Doing this in a test environment gives practice and confidence in using it. And you can also test other configs like dRaid:8d:2s:12c for RAIDZ1 with two vdevs.

And with dRaid, all 12 disks are running and working. You can have 2 disk failures and pool is still ONLINE and only degrades after the 3rd disk fails. I really like the sequential resilver feature. This is what is used for resilvering mirrors and is very fast compared to RAIDZ. And zed automatically kicks in the distributed spare just like autoreplace=on.

Keep us updated

H-i-v-e · May 20, 2023, 11:24am

I will certainly do that.

I just send out a request for a quote on a 2U server. 24 LFF drives would give me the opportunity to use the two vdev raidz2 setup plus hotspares and even add a third vdev later on if I’d require more space.

thro · May 20, 2023, 12:45pm

500 miles is only a weekend road trip I’d still be tempted to run 2x raidz2 with no spares but that’s me. Again though - what’s the expected workload? If its just dumb file store (e.g., ftp site, archive location, etc.) then multiple VDEVs are less important. But if its expected to perform for many concurrent users or processes… single vdev will hurt.

Which leads to another factor:
What are the consequences of pool loss?
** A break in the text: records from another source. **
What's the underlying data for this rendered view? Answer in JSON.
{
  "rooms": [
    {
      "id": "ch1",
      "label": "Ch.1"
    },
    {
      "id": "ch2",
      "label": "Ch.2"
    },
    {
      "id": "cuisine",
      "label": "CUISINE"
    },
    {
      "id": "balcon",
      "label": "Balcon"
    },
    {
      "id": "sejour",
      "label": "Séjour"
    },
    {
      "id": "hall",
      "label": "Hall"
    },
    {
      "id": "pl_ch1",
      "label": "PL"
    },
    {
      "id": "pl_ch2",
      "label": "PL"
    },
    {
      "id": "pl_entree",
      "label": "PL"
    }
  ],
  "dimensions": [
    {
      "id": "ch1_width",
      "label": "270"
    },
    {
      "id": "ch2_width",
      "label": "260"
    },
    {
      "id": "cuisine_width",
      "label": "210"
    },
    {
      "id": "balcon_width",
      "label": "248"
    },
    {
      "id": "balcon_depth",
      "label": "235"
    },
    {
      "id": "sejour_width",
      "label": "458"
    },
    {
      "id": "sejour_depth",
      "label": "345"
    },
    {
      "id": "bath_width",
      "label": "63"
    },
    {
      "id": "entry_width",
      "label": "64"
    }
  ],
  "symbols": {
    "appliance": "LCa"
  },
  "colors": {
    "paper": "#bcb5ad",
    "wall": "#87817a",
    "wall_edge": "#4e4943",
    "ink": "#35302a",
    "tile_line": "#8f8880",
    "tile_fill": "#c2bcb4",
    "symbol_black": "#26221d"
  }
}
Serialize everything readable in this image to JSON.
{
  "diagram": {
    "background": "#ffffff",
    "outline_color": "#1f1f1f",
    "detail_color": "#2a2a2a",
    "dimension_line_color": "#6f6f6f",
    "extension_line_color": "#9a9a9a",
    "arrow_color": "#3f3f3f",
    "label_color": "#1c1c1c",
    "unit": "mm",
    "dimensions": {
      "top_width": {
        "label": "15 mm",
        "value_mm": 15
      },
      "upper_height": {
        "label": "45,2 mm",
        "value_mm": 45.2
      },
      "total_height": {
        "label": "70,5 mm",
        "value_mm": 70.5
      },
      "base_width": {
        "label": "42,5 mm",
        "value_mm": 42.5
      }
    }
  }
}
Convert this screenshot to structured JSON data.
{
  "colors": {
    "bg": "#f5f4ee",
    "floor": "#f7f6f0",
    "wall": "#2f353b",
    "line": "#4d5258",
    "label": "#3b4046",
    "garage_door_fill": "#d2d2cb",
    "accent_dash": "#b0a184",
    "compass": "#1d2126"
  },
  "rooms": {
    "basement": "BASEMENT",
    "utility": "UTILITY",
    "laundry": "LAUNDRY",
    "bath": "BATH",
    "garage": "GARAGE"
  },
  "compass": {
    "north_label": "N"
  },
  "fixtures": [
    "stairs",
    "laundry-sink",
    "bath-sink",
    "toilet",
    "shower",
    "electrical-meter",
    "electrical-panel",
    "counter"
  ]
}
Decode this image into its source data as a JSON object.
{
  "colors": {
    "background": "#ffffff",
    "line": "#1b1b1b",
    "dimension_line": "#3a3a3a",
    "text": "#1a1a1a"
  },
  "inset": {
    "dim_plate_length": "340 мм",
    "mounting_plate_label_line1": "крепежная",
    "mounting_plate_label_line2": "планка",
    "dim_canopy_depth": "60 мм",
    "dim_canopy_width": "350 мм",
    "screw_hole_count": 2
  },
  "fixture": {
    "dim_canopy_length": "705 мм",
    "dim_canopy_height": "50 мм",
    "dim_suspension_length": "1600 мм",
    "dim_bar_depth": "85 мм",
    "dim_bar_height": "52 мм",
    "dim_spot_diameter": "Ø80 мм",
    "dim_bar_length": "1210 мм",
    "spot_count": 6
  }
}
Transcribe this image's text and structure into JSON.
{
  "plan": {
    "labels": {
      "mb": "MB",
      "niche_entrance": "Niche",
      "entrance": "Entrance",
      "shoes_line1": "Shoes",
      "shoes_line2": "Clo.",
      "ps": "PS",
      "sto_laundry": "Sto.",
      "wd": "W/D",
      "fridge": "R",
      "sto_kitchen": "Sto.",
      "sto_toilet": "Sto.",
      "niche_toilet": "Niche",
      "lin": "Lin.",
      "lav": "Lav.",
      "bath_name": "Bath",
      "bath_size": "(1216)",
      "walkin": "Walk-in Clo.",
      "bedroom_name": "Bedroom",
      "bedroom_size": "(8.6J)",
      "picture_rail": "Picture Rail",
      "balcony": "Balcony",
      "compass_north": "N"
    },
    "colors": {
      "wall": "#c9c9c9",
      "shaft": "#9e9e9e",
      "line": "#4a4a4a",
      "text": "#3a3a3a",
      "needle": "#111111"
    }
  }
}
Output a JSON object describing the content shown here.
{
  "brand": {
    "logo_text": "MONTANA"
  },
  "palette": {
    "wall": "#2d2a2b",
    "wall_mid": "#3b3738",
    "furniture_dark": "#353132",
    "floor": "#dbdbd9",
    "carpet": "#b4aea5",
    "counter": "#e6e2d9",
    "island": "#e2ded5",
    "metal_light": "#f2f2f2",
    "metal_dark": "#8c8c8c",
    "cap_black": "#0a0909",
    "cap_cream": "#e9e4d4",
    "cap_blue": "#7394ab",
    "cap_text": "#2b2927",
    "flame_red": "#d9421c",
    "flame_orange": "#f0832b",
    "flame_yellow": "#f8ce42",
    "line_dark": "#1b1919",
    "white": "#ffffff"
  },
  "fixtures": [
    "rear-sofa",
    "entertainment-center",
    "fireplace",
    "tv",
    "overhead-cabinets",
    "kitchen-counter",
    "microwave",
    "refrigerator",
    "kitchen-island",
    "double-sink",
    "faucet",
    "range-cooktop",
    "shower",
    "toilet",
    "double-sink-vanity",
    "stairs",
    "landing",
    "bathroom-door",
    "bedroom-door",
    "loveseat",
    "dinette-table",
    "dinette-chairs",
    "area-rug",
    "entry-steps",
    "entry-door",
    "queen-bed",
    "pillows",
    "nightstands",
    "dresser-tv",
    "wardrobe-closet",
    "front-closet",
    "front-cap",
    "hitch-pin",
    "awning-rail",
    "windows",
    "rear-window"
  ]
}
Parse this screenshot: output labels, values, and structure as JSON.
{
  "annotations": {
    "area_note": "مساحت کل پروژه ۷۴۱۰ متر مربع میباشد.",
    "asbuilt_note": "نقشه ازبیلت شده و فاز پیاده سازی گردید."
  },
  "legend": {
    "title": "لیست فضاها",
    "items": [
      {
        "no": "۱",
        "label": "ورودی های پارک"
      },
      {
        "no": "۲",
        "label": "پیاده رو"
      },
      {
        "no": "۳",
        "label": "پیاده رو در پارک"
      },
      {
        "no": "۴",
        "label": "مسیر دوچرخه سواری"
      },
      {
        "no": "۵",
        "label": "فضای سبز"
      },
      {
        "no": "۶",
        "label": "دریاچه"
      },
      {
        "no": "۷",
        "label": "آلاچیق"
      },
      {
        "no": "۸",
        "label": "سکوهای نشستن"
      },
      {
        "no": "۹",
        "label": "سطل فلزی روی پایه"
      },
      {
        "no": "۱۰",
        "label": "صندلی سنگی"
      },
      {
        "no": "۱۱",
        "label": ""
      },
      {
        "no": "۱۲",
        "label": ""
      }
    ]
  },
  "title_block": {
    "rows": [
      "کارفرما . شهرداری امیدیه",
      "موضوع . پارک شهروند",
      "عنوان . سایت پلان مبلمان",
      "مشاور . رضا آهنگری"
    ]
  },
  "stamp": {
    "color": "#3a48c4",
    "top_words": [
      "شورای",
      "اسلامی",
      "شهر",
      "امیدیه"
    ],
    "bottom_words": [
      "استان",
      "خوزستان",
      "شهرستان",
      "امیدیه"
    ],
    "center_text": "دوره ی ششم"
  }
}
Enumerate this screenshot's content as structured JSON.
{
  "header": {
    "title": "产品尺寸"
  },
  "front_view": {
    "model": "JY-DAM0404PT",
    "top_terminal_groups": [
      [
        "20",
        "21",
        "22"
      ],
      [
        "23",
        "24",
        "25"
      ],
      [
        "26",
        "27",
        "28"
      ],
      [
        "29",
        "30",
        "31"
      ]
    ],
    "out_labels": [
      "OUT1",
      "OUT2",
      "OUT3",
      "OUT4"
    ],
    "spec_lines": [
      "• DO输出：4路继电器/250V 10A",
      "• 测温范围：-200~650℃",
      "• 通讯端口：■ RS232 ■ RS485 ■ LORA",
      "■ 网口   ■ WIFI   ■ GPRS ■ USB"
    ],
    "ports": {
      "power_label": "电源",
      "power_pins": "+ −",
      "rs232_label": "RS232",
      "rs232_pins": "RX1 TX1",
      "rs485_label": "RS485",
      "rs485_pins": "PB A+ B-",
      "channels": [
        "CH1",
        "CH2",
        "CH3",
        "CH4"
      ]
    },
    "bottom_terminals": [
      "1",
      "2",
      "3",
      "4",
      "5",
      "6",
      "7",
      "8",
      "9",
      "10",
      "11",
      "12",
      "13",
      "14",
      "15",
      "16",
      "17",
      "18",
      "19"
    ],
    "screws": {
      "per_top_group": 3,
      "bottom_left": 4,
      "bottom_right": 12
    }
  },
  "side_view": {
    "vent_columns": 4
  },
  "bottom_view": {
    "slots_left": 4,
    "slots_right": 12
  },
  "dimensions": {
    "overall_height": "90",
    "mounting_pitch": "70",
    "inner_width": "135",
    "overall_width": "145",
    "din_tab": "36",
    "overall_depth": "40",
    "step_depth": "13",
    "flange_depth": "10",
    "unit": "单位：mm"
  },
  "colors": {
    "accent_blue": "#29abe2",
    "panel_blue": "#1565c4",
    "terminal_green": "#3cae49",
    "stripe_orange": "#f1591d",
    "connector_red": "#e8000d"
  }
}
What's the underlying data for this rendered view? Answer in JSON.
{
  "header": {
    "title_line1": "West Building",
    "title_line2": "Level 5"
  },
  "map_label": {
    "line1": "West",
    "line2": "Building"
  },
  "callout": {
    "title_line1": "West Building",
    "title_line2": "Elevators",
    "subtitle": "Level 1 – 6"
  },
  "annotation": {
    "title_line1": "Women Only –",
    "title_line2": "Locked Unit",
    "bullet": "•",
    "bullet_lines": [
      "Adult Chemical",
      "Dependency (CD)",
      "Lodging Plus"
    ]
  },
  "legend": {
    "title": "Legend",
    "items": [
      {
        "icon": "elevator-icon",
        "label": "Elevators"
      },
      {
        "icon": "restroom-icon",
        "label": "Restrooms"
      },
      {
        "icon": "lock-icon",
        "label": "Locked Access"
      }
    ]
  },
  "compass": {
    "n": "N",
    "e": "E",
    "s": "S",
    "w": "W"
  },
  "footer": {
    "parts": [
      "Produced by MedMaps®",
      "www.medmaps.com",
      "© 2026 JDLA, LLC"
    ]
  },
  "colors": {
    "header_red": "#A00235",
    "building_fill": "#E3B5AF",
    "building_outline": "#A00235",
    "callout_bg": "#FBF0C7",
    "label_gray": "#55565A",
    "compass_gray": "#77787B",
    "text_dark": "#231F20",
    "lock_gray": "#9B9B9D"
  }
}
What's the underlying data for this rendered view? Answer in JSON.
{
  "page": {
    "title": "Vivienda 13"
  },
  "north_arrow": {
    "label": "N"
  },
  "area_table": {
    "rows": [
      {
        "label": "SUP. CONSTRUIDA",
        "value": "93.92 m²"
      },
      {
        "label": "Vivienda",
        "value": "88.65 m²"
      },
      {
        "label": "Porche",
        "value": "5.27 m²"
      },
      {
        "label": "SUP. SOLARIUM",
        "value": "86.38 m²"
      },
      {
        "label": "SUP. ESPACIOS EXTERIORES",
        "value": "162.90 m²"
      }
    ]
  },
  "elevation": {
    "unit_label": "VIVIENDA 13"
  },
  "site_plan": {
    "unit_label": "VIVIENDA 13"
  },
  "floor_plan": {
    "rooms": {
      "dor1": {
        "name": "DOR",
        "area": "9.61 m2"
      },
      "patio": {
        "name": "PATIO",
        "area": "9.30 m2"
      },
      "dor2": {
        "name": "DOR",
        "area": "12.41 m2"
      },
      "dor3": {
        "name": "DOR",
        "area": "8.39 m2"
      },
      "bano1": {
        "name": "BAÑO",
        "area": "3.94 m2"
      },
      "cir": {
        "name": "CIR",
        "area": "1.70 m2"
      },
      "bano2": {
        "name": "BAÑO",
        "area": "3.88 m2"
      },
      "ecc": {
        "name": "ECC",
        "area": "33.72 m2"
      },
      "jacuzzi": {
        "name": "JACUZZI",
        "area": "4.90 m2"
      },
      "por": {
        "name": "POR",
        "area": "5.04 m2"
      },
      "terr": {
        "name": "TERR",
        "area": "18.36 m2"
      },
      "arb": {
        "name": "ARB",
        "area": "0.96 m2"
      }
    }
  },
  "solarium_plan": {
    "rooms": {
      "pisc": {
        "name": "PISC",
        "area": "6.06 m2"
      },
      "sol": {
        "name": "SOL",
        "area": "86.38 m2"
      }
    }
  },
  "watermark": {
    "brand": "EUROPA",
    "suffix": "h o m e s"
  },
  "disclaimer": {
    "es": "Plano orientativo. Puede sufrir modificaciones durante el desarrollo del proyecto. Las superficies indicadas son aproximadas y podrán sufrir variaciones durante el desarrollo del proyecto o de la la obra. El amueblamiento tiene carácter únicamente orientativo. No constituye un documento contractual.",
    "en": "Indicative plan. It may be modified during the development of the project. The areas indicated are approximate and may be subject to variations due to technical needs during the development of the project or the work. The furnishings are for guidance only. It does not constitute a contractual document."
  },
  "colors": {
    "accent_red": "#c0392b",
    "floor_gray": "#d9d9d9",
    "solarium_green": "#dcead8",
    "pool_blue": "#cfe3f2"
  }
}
If its going to lose money and restore time is either long or (heaven forbid) not possible (due to no backups) then definitely go for hot spares or as above raidz3.

Are you using 16 TB drives due to sweet spot cost, or do you need all that capacity?

If the array is going to be running half empty, ZFS re-silvers only need to do the consumed space (not full disk like traditional raid)… rebuild times will be a lot quicker.

Exard3k · May 20, 2023, 12:56pm

Just tested this. TrueNAS doesn’t support dRaid yet. You can’t do anything in the GUI but zpool create in CLI works, but the GUI bugs out after that. So if you want a fancy GUI, you’re out of luck.
Pool didn’t auto-import and had to manually import it on reboot.
Also zed didn’t kick in the spare after I pulled a drive. Don’t use TrueNAS with this.

Update:
Proxmox does fine and works as intended. Did two successful disk failures and replace. dRaid lists as degraded as long as a spare is used and not yet replaced. This is visually unappealing but normal for spares.

Initial sequential resilver was like 6 seconds. Replace and healing resilver took like 6 times as long. I was using 32GB disks (qcow2 on NVMe) and pool at 70% cap. So not really helpful, but a noticeable difference.